Just to emphasize, $t/\lfloor \ln t-1/2 \rfloor$ is not, in any ordinary sense, as good an approximation to $\pi(t)$ as $t/(\ln t-1)$, let alone as good as $\int_e^t dx/\ln x$. It is simply, like a stopped clock, an approximation which is occasionally exactly right.

I'll define $R(u)$ to mean the closest integer to $u$, so your proposed approximation is $t/R(\ln t -1)$. Set $Li(t) = \int_e^t \frac{dx}{\ln x}$ (where the lower bound of the integral is set is irrelevant.) Then $\pi(t) - Li(t)$ is eventually smaller than $t/(\ln t)^N$ for any $N$. Integrating by parts shows that
$$Li(t) = \frac{t}{\ln t} + \frac{t}{(\ln t)^2} + \frac{2 t}{(\ln t)^3} + \frac{3! t}{(\ln t)^3} + \frac{4! t}{(\ln t)^4} + \cdots $$
where $\cdots$ is meant in the sense of asymtotic series: If you stop the sum at the $N$-th term, the error will be bounded by a multiple of the $(N+1)$-st term. We have
$$\frac{t}{\ln t - 1} = \frac{t}{\ln t} \frac{1}{1-1/\ln t} = \frac{t}{\ln t} + \frac{t}{(\ln t)^2} + \frac{t}{(\ln t)^3} + \frac{t}{(\ln t)^4} + \cdots$$
So $t/(\ln t -1)$ is pretty good, matching the first two terms of the asymptotic series. By comparison, $t/R(\ln t -1) = t/(\ln t - 1 + \theta)$, where $\theta$ oscillates between $\pm 1/2$. So $t/R(\ln t -1) = t/\ln t + (1-\theta) t/(\ln t)^2+\cdots$, only matching the first term of the series.
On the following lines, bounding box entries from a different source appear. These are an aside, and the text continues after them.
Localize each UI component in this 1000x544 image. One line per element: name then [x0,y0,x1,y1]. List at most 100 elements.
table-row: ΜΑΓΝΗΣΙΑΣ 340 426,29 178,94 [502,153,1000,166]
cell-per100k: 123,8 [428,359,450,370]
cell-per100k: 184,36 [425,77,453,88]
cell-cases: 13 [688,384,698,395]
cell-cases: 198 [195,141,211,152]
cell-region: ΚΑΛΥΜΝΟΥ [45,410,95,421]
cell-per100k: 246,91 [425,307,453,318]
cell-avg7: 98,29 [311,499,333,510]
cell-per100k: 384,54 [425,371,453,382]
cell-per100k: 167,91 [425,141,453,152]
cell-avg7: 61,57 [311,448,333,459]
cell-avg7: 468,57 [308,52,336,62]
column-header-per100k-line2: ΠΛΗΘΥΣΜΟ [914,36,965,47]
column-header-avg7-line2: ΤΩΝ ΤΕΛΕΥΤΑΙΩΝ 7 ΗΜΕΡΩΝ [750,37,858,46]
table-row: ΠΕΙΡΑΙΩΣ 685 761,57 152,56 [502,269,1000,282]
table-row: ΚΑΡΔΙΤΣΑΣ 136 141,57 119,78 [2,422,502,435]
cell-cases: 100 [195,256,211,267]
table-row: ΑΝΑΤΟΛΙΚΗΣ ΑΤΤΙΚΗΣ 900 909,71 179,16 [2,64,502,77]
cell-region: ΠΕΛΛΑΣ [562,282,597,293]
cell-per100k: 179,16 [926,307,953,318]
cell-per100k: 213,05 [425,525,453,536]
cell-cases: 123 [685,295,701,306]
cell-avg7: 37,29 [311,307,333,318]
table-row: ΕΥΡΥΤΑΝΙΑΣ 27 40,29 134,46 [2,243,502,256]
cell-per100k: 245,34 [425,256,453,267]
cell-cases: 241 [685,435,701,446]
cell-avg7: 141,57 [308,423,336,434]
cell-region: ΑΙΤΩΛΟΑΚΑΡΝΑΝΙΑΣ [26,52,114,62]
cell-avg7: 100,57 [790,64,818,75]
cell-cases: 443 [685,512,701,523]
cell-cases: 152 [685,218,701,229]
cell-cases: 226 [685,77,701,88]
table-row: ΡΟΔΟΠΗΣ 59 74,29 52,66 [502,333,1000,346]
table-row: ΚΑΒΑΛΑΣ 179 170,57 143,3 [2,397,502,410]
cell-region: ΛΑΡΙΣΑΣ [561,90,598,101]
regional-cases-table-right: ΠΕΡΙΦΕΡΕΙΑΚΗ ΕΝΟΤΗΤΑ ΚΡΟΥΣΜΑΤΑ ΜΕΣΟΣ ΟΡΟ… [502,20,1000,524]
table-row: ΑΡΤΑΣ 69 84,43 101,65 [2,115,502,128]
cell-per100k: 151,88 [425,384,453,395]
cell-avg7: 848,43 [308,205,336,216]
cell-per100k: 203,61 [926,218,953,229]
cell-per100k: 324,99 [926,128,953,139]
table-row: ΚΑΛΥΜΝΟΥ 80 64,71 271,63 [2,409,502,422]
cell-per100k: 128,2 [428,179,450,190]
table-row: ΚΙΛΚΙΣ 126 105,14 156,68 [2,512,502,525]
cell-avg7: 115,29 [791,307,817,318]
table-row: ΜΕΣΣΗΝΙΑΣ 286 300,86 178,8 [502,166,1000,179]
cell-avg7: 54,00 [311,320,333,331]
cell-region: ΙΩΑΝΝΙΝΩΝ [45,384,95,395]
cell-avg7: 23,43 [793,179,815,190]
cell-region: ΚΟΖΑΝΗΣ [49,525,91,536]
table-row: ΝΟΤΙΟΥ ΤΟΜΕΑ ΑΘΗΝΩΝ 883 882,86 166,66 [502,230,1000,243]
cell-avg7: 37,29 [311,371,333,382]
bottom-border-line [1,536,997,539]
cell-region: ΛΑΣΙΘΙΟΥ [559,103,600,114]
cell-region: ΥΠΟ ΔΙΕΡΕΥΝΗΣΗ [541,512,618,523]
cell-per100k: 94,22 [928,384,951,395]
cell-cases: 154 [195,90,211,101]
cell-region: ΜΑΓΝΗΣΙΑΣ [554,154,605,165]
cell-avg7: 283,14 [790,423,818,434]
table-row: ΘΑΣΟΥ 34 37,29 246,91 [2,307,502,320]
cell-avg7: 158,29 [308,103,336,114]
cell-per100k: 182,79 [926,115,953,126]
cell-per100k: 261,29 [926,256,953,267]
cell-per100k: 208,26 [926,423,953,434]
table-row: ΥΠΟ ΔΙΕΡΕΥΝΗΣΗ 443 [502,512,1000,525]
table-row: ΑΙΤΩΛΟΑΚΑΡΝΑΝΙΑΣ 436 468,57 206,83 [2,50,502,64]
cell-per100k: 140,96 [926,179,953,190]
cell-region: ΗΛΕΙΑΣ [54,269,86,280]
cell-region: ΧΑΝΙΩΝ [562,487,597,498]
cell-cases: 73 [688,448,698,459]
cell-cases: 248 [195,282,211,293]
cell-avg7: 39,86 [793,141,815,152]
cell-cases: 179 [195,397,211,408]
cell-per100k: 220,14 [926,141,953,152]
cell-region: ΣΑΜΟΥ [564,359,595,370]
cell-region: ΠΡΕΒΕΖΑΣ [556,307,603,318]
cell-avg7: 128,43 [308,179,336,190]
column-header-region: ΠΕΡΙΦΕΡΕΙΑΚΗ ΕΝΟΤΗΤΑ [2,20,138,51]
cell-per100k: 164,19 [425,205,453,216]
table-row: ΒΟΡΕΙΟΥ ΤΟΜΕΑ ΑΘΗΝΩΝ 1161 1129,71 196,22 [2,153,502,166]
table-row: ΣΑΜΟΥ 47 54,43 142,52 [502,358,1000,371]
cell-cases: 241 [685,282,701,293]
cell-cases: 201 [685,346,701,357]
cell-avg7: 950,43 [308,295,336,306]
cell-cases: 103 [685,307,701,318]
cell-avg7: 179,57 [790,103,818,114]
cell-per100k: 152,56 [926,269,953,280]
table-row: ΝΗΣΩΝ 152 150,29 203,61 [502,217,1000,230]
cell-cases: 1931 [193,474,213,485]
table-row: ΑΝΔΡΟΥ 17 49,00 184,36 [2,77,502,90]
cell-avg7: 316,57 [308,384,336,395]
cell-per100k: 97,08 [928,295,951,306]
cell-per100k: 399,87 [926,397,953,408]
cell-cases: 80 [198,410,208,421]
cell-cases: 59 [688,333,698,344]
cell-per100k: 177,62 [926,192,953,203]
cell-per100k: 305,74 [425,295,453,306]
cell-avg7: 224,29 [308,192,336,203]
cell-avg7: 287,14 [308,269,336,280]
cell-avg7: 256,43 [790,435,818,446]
To emphasize the difference, the following figure plots
$$Li(t)- \pi(t) \ \mbox{(green)} \quad \frac{t}{\ln t -1} - \pi(t) \ \mbox{(blue)} \quad \frac{t}{R(\ln t -1)} - \pi(t) \ \mbox{(red)}$$
for $t$ between $10^4$ and $10^6$.

You can see that green is a little bit better than blue and both are in general far better than red, although red is occasionally exactly right.